Flumes Volume 2: Issue 1, Summer 2017 | Page 38

Chet Baker’s horn sounded love’s tired alarm.

Love; to let someone waltz right in and rob the most valuable part of yourself without setting off any obvious red flag warning signs. Stealing past well erected defenses, sometimes being handed the keys to something as precious as a heart. No honor amongst thieves. She’d proven that tonight. She had a wall of evidence to select for exhibit A.

She whorled in the tiny barefoot steps of an unsure ballerina, joints creaking with each turn. Taxidermy, precious gems and metals, works of art with fakes hanging in their former homes, the EGOT she kept from that year she met Eddie and got into the award circuit. All of this and more on display to an audience of one. What did it mean to have a legacy of things when no one could share in your greatest achievements?

To be a tour guide for none.

Sure, she had her notoriety. The boys whispered behind their hands when she entered a room. The same, ‘Dijyahear?’ start to any number of stories, most of them with a hint of truth at the core. None of them with the marbles to let her play at their table.

Each little boy in the lifestyle sipped from their bitter cup of jealousy and envy. They feared her for doing what they could never dream of. No matter the tale, they all ended the same.

‘Ya know… for a girl.’

‘For a girl.’ The worst three words next to ‘I love you.'

Wasn’t that why she wanted to call it quits? Pulling off capers with ever raising stakes, not to keep up with the boys, but to keep up with her own desires. Wasn’t she tired of dying her hair to play constant new roles?
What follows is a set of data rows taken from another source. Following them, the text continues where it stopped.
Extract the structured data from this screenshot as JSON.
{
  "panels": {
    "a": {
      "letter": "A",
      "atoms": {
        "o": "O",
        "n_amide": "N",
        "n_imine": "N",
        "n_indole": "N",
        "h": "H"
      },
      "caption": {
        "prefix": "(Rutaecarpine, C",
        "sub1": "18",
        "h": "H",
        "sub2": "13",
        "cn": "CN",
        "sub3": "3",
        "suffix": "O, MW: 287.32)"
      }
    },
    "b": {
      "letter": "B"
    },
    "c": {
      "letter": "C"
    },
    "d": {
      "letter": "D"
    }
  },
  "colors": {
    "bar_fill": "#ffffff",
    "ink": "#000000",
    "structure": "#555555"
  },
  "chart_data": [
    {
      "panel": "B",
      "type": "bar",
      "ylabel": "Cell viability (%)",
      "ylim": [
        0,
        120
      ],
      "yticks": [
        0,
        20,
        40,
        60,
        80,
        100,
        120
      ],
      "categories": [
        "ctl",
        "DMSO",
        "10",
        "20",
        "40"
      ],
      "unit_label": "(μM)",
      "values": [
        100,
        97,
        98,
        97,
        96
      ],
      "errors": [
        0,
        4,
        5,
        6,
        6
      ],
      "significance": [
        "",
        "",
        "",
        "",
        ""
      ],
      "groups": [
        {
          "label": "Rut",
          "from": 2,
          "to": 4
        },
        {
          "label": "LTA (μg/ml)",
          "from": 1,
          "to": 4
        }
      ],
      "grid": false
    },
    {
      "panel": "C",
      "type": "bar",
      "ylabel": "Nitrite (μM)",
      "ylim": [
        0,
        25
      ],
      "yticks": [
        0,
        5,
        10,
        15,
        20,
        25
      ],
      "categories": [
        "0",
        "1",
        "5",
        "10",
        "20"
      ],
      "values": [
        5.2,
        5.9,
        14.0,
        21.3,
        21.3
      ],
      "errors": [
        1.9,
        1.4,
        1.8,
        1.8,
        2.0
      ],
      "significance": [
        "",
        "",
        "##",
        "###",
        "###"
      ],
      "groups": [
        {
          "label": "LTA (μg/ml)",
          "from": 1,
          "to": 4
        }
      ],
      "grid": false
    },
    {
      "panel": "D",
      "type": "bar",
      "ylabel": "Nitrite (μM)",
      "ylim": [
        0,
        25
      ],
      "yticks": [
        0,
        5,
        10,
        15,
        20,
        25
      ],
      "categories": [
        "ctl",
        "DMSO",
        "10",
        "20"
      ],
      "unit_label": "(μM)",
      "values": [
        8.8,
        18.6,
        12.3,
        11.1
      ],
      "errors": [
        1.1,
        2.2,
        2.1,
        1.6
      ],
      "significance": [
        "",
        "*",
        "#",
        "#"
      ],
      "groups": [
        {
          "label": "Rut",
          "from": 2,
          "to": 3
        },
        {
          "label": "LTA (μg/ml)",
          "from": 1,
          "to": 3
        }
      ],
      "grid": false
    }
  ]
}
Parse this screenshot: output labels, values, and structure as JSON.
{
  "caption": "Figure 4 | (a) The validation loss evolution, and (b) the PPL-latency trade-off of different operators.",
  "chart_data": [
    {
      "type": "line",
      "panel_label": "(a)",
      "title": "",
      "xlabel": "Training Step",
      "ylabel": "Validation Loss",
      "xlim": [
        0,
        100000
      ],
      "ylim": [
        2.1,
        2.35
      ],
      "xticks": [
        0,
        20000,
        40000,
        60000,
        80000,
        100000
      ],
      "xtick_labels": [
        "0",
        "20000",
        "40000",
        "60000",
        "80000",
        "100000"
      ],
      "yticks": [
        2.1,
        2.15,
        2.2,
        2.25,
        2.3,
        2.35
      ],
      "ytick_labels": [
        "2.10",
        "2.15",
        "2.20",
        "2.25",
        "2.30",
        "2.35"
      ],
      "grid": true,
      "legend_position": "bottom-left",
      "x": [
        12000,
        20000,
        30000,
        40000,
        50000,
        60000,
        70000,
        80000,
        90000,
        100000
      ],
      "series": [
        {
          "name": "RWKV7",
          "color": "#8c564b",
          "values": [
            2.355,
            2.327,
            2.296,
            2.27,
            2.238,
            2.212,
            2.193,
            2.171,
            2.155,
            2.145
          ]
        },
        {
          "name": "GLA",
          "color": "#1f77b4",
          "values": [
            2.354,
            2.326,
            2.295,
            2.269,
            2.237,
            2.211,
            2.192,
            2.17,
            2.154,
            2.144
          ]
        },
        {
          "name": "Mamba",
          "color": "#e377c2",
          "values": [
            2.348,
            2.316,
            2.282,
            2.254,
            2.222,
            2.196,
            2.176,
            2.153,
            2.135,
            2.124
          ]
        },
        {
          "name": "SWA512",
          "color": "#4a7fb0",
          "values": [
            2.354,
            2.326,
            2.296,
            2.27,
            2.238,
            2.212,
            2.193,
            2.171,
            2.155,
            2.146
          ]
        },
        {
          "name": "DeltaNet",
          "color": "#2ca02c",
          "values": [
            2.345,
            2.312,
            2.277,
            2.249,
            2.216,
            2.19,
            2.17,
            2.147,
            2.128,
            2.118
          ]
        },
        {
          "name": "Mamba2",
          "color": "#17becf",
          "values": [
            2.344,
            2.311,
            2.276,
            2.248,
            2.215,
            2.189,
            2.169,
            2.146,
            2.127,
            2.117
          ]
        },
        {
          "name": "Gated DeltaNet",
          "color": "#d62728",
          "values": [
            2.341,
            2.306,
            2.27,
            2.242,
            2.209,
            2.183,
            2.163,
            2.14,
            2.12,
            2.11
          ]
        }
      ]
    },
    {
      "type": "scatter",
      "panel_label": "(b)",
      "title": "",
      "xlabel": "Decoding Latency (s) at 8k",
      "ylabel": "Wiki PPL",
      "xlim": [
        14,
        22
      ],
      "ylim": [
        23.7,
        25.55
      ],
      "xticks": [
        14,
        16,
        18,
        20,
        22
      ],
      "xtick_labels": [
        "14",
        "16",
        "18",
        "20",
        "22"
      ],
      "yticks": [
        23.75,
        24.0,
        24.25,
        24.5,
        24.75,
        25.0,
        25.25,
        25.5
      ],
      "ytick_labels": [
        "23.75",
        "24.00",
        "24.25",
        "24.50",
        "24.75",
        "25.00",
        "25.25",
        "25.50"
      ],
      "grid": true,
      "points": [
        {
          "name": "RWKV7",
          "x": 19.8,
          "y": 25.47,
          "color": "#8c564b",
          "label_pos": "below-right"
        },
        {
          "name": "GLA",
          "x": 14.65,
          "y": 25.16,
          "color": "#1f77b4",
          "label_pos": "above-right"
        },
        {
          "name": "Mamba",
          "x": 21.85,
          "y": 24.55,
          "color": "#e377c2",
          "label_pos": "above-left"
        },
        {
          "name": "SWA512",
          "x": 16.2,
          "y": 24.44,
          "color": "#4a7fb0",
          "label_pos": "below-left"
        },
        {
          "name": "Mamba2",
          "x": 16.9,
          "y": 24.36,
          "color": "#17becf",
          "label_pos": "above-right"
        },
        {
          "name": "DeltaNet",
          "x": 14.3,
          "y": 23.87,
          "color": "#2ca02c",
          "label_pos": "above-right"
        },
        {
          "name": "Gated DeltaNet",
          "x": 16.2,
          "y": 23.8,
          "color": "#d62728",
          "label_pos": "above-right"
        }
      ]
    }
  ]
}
Didn’t she want to pull dye jobs strictly to hide her all too plentiful grays? Wasn’t vainly living out the latter part of her life the dream when she first picked up the lifestyle? Didn’t she want to be like the goddamn Catwoman? After all, she paid enough to have a better bust than Julie Newmar. What happened to those silly dreams of a little girl who didn’t want to play princess?

She wanted to be Queen, only to find her crown an ill fit.

Legato in black came from a trumpet and bass, sucking the warmth from the showroom lighting. Slinking to the wet bar, thoughts of pouring herself her own bitter cup to call it a night flooded her mind. Anything to soothe being ill at ease in her skin. She’d taken off her shoes, but stayed wrapped in the backless red, retro-flapper-number, that made her look so flash tonight.